Farming is the traditional industry but there are a number of small and medium industrial developments operating, planned, or in progress. Cork city is 64km away that provides rail links to the rest of the country.
The town is on a main tourist route and is located in West Cork, but has never been identified as a main stopping point.
There are a large number of activities organised locally, including fishing in the local river, deep-sea fishing nearby and horse riding. A links golf course plus one other parkland golf course are also close by. The area is one of the outstanding natural beauties with superb drives and walks.
The town has recently benefited from a new leisure centre located 500m away from the hotel, with a large indoor swimming pool. The hotel has a casual agreement with the leisure centre for use by hotel guests, but it does not advertise this strongly.
Within the town itself, there is traditional Irish music most weekends. There will be at least one planned event and many impromptu sessions.
Three years ago a new 70 bedroom 3 star hotel was opened 20km outside the town, near an area of great scenic interest and also on the main tourist route. The new hotel has an indoor leisure centre and 250-seater function room.
This newly built establishment has benefited from tax incentives. It has lower selling prices, and has taken more and more banqueting business away from the Town House Hotel. However, it has also attracted new visitors to the area because of its substantial marketing spend.
In the town there are two other premises, a 12 bedroom, 2 star hotel and a 6-bedroom guesthouse. There are a number of quality restaurants in town and in peripheral villages that have gained a very good reputation and would be the locally preferred dinner venues.
There has been a large growth in self-catering properties (350 bedrooms) as a result of government tax designation to the area.

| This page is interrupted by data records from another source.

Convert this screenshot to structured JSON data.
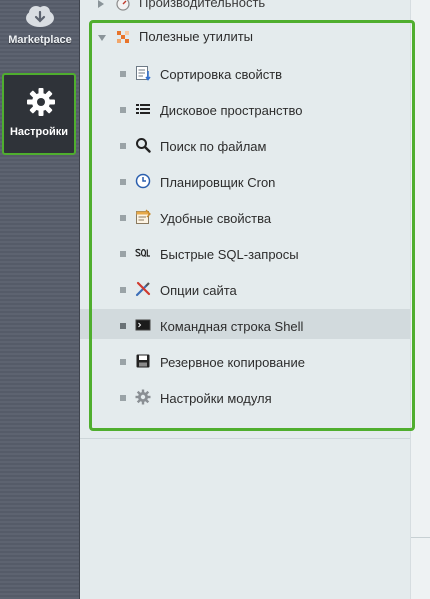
{
  "sidebar": {
    "marketplace_label": "Marketplace",
    "settings_label": "Настройки"
  },
  "tree": {
    "top_item_label": "Производительность",
    "group_label": "Полезные утилиты",
    "items": [
      {
        "label": "Сортировка свойств",
        "icon": "sort-properties-icon"
      },
      {
        "label": "Дисковое пространство",
        "icon": "disk-space-icon"
      },
      {
        "label": "Поиск по файлам",
        "icon": "file-search-icon"
      },
      {
        "label": "Планировщик Cron",
        "icon": "cron-clock-icon"
      },
      {
        "label": "Удобные свойства",
        "icon": "properties-icon"
      },
      {
        "label": "Быстрые SQL-запросы",
        "icon": "sql-icon"
      },
      {
        "label": "Опции сайта",
        "icon": "site-options-icon"
      },
      {
        "label": "Командная строка Shell",
        "icon": "shell-icon"
      },
      {
        "label": "Резервное копирование",
        "icon": "backup-icon"
      },
      {
        "label": "Настройки модуля",
        "icon": "module-settings-icon"
      }
    ],
    "active_item": "Командная строка Shell"
  },
  "colors": {
    "highlight_border": "#4fae2e",
    "sidebar_bg": "#5d6370",
    "panel_bg": "#e4ebed"
  }
}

The Town House Hotel is finding, that it is being "attacked" on all its historic market segments by these new accommodation providers and by developments throughout the county and country, which are offering even higher standards of quality.

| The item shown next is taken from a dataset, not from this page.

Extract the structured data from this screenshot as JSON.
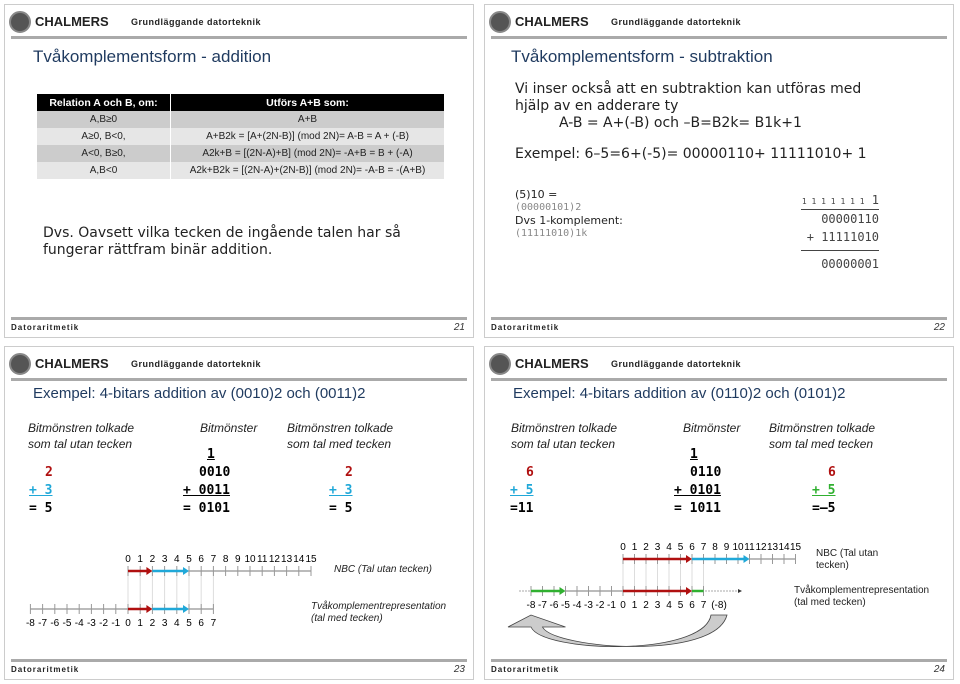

The Town House Hotel has always had a heavy reliance on the Food & Beverage business, with particular emphasis in the Banqueting/Functions business.
Both the Commercial and Banqueting trade have been hit hard over the last few years.
The Hotel has not intended to market itself heavily with most expenditure going on local support, brochures and membership of the “IHF” and the “Be Our Guest Guide”. Intermittent campaigns have been carried out over the years.
The Hotel has produced small trading losses over the last number of years and this is expected to continue this year. All areas have been affected by the increased competition and the hotel has seen its cost base taking a higher percentage of turnover.
|Accommodation||1 Head, 1 Supervisor, part-timers|
|Coffee Shop||4 Full time, part - timers|
|Bar||3 Full time, part - timers|
|Restaurant||Manager, Supervisor, 3 Full time, part timers|
|Kitchen||Head Chef, Sous Chef; 1 Chef de Partie, I Commis, 3 Kitchen Porters|
|Maintenance||1 Full timer|
|Porters||1 Night porter|
|Management||Senior Assistant Manager, Duty Manager|
Part time staff generally cost approximately 20% of the payroll.
Staff is well paid resulting in a low staff turnover and there is some very long serving staff in each department. The Senior Assistant Manager has been with the parents for 20 years and is almost part of the family.
The Hotel has no capital debt and a current overdraft of €50,000. However, the business has been in a steady decline for the last 5 years and the reason for the overdraft is the accumulated deficit. Historically the hotel would have had cash in the bank.
Refurbishments in prior years were financed out of Cash Flow.
If the hotel continues its current performance it will ring up substantial debt over the next 2/3 years and there is no cash to fund refurbishment or development.
There is no tax payable due to outstanding capital allowances from prior investments. These allowances have now ceased.